If you’ve ever had a relative, friend, partner, pet or pair of shoes that you have felt a deep and fervent love for, you will understand my feelings about this tearoom. Like a proud parent when their child comes first in the egg and spoon race on sports day, stepping through the door of this tearoom the other day briefly felt like the best moment of my life.

A sight for sore eyes: an empty table in this wonderful tearoom:

It being that lovely time of day between breakfast and lunch I selected, from their splendid scone options (on this occasion: plain, fruit, date and cinnamon, and cheese), a date and cinnamon scone. It was almost certainly the best date and cinnamon scone I’ve ever had (at least, since the last one I had here):

What’s more, it had not long ago come out of the oven and was still slightly warm. A universe away from a microwaved job.
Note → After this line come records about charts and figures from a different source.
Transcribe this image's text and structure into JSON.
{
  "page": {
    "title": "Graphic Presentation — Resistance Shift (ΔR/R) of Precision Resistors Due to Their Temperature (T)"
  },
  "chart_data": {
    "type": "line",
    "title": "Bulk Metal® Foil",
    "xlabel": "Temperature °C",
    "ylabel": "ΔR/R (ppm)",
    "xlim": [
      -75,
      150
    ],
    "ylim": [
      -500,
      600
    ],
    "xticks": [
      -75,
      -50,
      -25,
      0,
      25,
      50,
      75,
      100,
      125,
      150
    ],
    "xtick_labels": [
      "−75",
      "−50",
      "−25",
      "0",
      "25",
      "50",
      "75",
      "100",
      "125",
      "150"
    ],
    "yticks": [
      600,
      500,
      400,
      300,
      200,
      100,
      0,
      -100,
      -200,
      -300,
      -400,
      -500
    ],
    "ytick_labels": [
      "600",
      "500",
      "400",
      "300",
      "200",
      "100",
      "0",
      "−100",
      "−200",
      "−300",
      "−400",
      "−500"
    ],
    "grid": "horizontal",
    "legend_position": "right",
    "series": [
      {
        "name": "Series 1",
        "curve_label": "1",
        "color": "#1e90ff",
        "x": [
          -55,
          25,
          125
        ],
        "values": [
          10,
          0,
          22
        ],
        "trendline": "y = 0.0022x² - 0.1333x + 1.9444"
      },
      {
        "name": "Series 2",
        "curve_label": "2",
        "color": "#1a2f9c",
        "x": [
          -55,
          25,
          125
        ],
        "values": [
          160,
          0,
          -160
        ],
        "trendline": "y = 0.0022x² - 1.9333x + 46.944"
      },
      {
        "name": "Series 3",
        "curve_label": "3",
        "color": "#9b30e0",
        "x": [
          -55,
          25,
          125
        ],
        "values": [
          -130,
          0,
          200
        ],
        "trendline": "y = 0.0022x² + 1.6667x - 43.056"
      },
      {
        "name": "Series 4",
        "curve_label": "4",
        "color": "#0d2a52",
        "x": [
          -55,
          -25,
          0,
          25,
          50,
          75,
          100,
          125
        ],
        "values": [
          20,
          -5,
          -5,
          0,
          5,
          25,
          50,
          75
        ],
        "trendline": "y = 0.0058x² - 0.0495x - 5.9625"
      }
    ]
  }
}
The outside was of perfect crispness, while the inside was as fluffy and light as you could possibly want, and the datiness and cinnamoniness made it nothing short of heaven on a plate:

To accompany this marvellous creation I had a pot of excellent tea, which lovely assistant no.2 joined me in along with her choice of a fruit scone, while lovely assistant no.1 had a decaf coffee and another date and cinnamon delight.
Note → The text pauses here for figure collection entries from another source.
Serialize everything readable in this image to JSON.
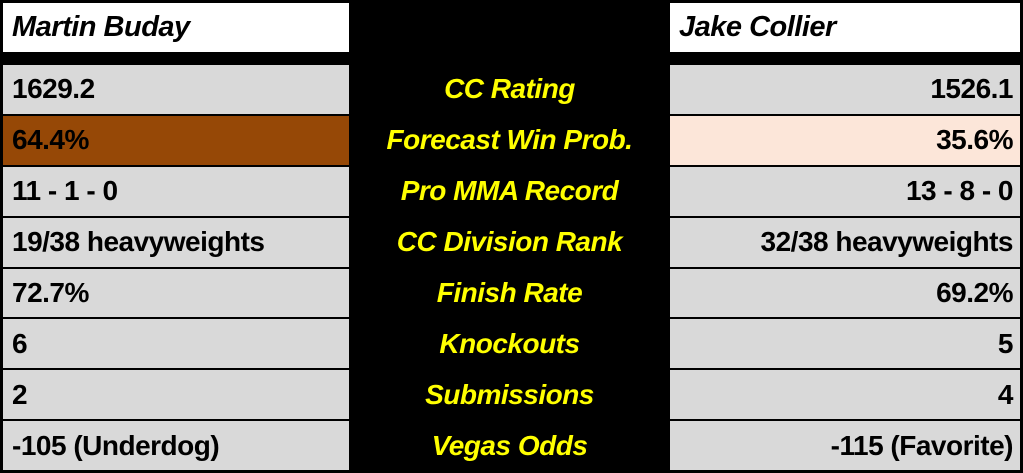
{
  "chart_data": {
    "type": "table",
    "header": {
      "left": "Martin Buday",
      "center": "",
      "right": "Jake Collier"
    },
    "rows": [
      {
        "stat": "CC Rating",
        "left": "1629.2",
        "right": "1526.1"
      },
      {
        "stat": "Forecast Win Prob.",
        "left": "64.4%",
        "right": "35.6%",
        "left_bg": "#964806",
        "right_bg": "#FCE6D9"
      },
      {
        "stat": "Pro MMA Record",
        "left": "11 - 1 - 0",
        "right": "13 - 8 - 0"
      },
      {
        "stat": "CC Division Rank",
        "left": "19/38 heavyweights",
        "right": "32/38 heavyweights"
      },
      {
        "stat": "Finish Rate",
        "left": "72.7%",
        "right": "69.2%"
      },
      {
        "stat": "Knockouts",
        "left": "6",
        "right": "5"
      },
      {
        "stat": "Submissions",
        "left": "2",
        "right": "4"
      },
      {
        "stat": "Vegas Odds",
        "left": "-105 (Underdog)",
        "right": "-115 (Favorite)"
      }
    ]
  },
  "colors": {
    "table_background": "#000000",
    "header_cell_bg": "#FFFFFF",
    "value_cell_bg": "#D9D9D9",
    "stat_label_text": "#FFFF00",
    "win_prob_highlight_left": "#964806",
    "win_prob_highlight_right": "#FCE6D9"
  }
}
One of the many things I love about this tearoom is the way the teacups and plates are laid out on the pretty tablecloths ready for my arrival. It’s so welcoming, as if they’ve been expecting me and have popped the required crockery out because they know I’ll be needing a nice cup of tea and a scone when I sit down:

Had I not gone for a scone, I might have had a slice of one of these very tempting looking cakes that were smiling at me in an engaging manner from inside the chiller cabinet:

A thing I always like to see in a tearoom is a ready supply of napkins/serviettes, because you never know when you might need a spare one. Here, we even had a choice of yellow or green, and a most delightful little cow to serve them to us:

This tearoom, as well as being one of my top places for a good scone and a nice cup of tea, has charming service. The lovely ladies (and, occasionally, men) who take the orders are volunteers, and all profits from the tearoom go to a cancer charity. Despite the very reasonable prices, they raise thousands of pounds a year by selling their delicious morsels. By patronising this tearoom, not only can you indulge in superb fare, but by doing so you’re helping to save lives. It is a most excellent win-win situation.
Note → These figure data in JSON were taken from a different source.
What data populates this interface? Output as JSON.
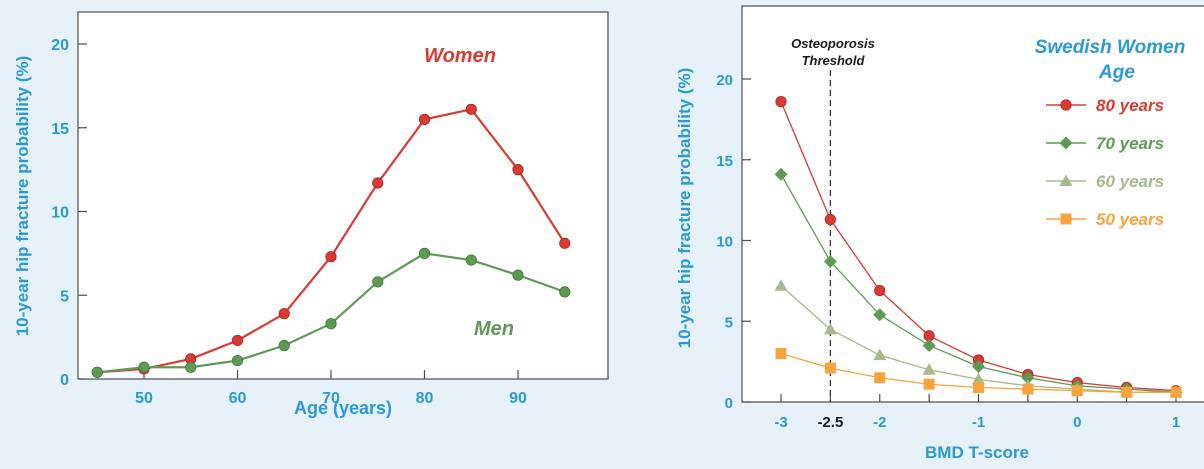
{
  "chart_data": [
    {
      "type": "line",
      "xlabel": "Age (years)",
      "ylabel": "10-year hip fracture probability (%)",
      "xlim": [
        44,
        97
      ],
      "ylim": [
        0,
        22
      ],
      "x_ticks": [
        50,
        60,
        70,
        80,
        90
      ],
      "y_ticks": [
        0,
        5,
        10,
        15,
        20
      ],
      "grid": false,
      "x": [
        45,
        50,
        55,
        60,
        65,
        70,
        75,
        80,
        85,
        90,
        95
      ],
      "series": [
        {
          "name": "Women",
          "color": "#d93b33",
          "marker": "circle",
          "values": [
            0.4,
            0.6,
            1.2,
            2.3,
            3.9,
            7.3,
            11.7,
            15.5,
            16.1,
            12.5,
            8.1
          ]
        },
        {
          "name": "Men",
          "color": "#5f9a55",
          "marker": "circle",
          "values": [
            0.4,
            0.7,
            0.7,
            1.1,
            2.0,
            3.3,
            5.8,
            7.5,
            7.1,
            6.2,
            5.2
          ]
        }
      ],
      "series_labels": {
        "women": "Women",
        "men": "Men"
      }
    },
    {
      "type": "line",
      "xlabel": "BMD T-score",
      "ylabel": "10-year hip fracture probability (%)",
      "xlim": [
        -3.4,
        1.25
      ],
      "ylim": [
        0,
        24
      ],
      "x_ticks": [
        -3,
        -2.5,
        -2,
        -1.5,
        -1,
        -0.5,
        0,
        0.5,
        1
      ],
      "x_tick_labels": [
        "-3",
        "-2.5",
        "-2",
        "",
        "-1",
        "",
        "0",
        "",
        "1"
      ],
      "y_ticks": [
        0,
        5,
        10,
        15,
        20
      ],
      "grid": false,
      "x": [
        -3,
        -2.5,
        -2,
        -1.5,
        -1,
        -0.5,
        0,
        0.5,
        1
      ],
      "threshold": {
        "x": -2.5,
        "label_line1": "Osteoporosis",
        "label_line2": "Threshold"
      },
      "legend": {
        "title_line1": "Swedish Women",
        "title_line2": "Age",
        "title_color": "#2a9ad0",
        "position": "top-right"
      },
      "series": [
        {
          "name": "80 years",
          "color": "#d93b33",
          "marker": "circle",
          "values": [
            18.6,
            11.3,
            6.9,
            4.1,
            2.6,
            1.7,
            1.2,
            0.9,
            0.7
          ]
        },
        {
          "name": "70 years",
          "color": "#5f9a55",
          "marker": "diamond",
          "values": [
            14.1,
            8.7,
            5.4,
            3.5,
            2.2,
            1.5,
            1.0,
            0.8,
            0.6
          ]
        },
        {
          "name": "60 years",
          "color": "#a8b98c",
          "marker": "triangle",
          "values": [
            7.2,
            4.5,
            2.9,
            2.0,
            1.4,
            1.0,
            0.8,
            0.6,
            0.6
          ]
        },
        {
          "name": "50 years",
          "color": "#f7a43c",
          "marker": "square",
          "values": [
            3.0,
            2.1,
            1.5,
            1.1,
            0.9,
            0.8,
            0.7,
            0.6,
            0.6
          ]
        }
      ]
    }
  ]
}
Attached to the tearoom is a small gift shop which sells, amongst other enticing items, the cafe’s own first class cookery book. I mentioned this book in a previous post (see here) because it is currently my favourite recipe book, and I was delighted to see that they were still selling it this year. Delightful assistant no.2 was overjoyed to discover this, as she had been waiting for months to buy a copy for herself.

Seats were set up outside ready to welcome the long warm days of summer (I live in hope), along with a rack of second-hand books, from which I have sometimes found a little gem to take home with me:

As if all of this were not good enough, when I went to pay the bill I discovered that, since we had been one of the first 12 customers of the new season, the coffee was free of charge!

If I could recommend this tearoom more highly I would, but bearing in mind the stark warnings I’ve been getting about my over-enthusiastic approach to such things, I will content myself with saying that this is a jolly nice tearoom and I’m looking forward to many more visits during the coming months.

N.B. There was no Tearoom of the Week last week because the previous one had been in two parts (see Tearoom of the Week (Part One) and Tearoom of the Week (Part Two)), and I decided to have a small break before the next one. I was delighted to be able to make this one TotW (9) though, as I’ve been wanting to highlight it ever since I started this blog. Hurrah!